The difficulty is manifold. A windfall is by definition uncertain, so will be valued over time at a considerable discount to its actual anticipated worth. In most cases, the further in time the windfall is away, the greater the discount.
Yet a degree of security of tenure is required in many cases to extract any value from the bounty available. If the bounty is not recovered, there is no benefit. And different bounties have different timescales; from seconds to centuries.
First it is important to understand what is being bought and sold here; stripped of the mechanisms we have in place to facilitate it. What is occurring here is that we, each, are selling our opportunity to benefit from a windfall, to another. Now that process is undertaken by means many and various, generally involving governments, but it is still the transaction at the heart of it. We do this because it is to our advantage to do so. For a start, we can’t take advantage of every opportunity out there. Secondly, we specialise at various tasks; I for one wouldn’t know (practically) where to start to gain value from a rock in the ground. But someone else does; they value the opportunity to do so more than I do, and are willing to pay for the opportunity.

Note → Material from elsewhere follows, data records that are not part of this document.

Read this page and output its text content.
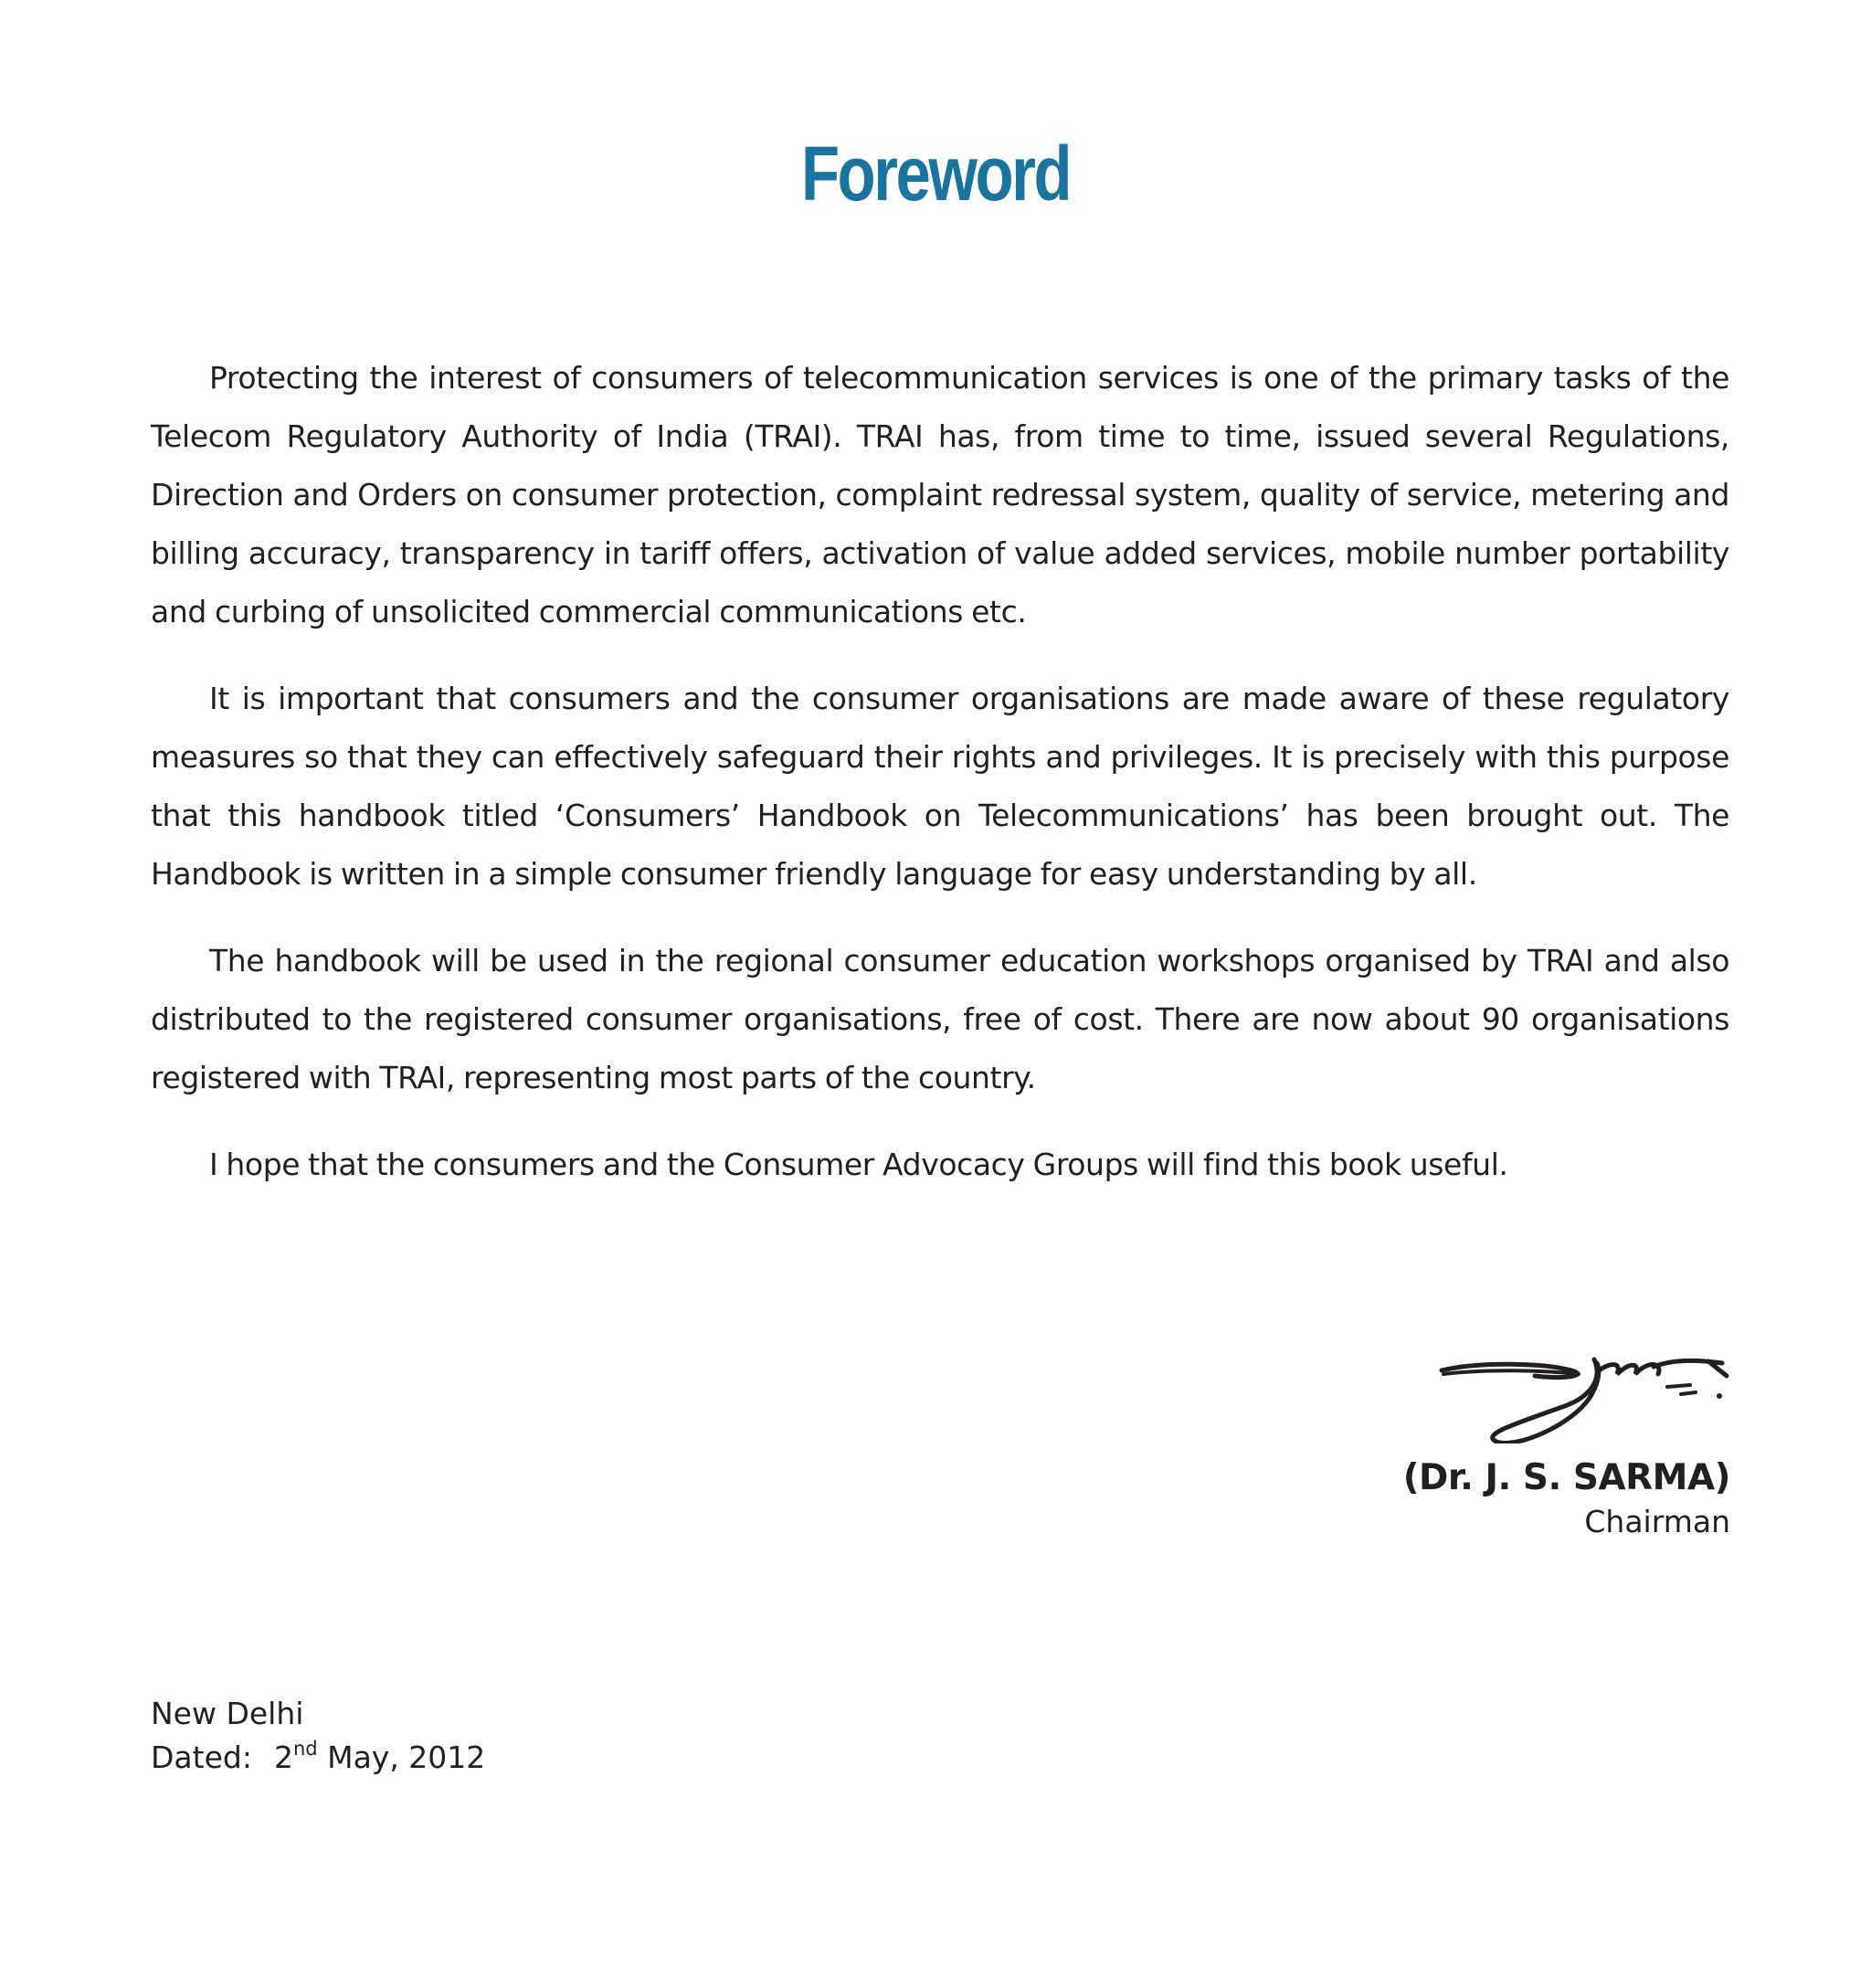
Foreword

Protecting the interest of consumers of telecommunication services is one of the primary tasks of the Telecom Regulatory Authority of India (TRAI). TRAI has, from time to time, issued several Regulations, Direction and Orders on consumer protection, complaint redressal system, quality of service, metering and billing accuracy, transparency in tariff offers, activation of value added services, mobile number portability and curbing of unsolicited commercial communications etc.

It is important that consumers and the consumer organisations are made aware of these regulatory measures so that they can effectively safeguard their rights and privileges. It is precisely with this purpose that this handbook titled ‘Consumers’ Handbook on Telecommunications’ has been brought out. The Handbook is written in a simple consumer friendly language for easy understanding by all.

The handbook will be used in the regional consumer education workshops organised by TRAI and also distributed to the registered consumer organisations, free of cost. There are now about 90 organisations registered with TRAI, representing most parts of the country.

I hope that the consumers and the Consumer Advocacy Groups will find this book useful.

(Dr. J. S. SARMA)
Chairman
New Delhi
Dated: 2nd May, 2012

A system of valuing and recovering the opportunity cost lost by all in order to make it available to one should provide both security of tenure and an appropriate scope of time. In any stoic transaction, the purchaser wants to spend as little as possible, and the vendor wants to receive as much as possible. The purchaser in this case makes their money from assumption of risk, more specialised skills, and better understanding. It is to the purchaser’s advantage to extend the time period as far as possible, as the bias inherent in packaging up value flows to them. Counter to this, in any situation, the drive for the supplier of the good is to minimise the timeframe involved.
We have many systems of doing so. These vary from licensing, to quota systems, to the outright purchase of the ongoing right for a capital sum. These are solutions that trade tenure for cost along a scale, with something like a real time purchase of desired goods – like the national electricity market – at one end of the scale, and outright purchase, like freehold title, at the other.
If any of these is pernicious, it is the outright purchase. Necessarily, the outright purchase obtains an absolute minimum compensation for the assumption of rights. To suggest otherwise is ignorant, or at the very least ill considered. The granting of persistent rights suggests that only on generational timescales is it possible to derive benefit from the purchase. At this point, I’d suggest that only statehood qualifies for such a constraint; I’m open to other suggestions.
To allow the persistent purchase of rights to bounty for a capital sum is to frustrate the market for those rights. It minimises the return that each of us as individuals receives for the granting of our inherent potential to utilise that resource. Wherever possible this should be avoided; wherever it exists, it is in our interests to see it eliminated. Where bounty is found to have been privately assumed, on a timescale longer than required for its recovery, mutiny is the required response.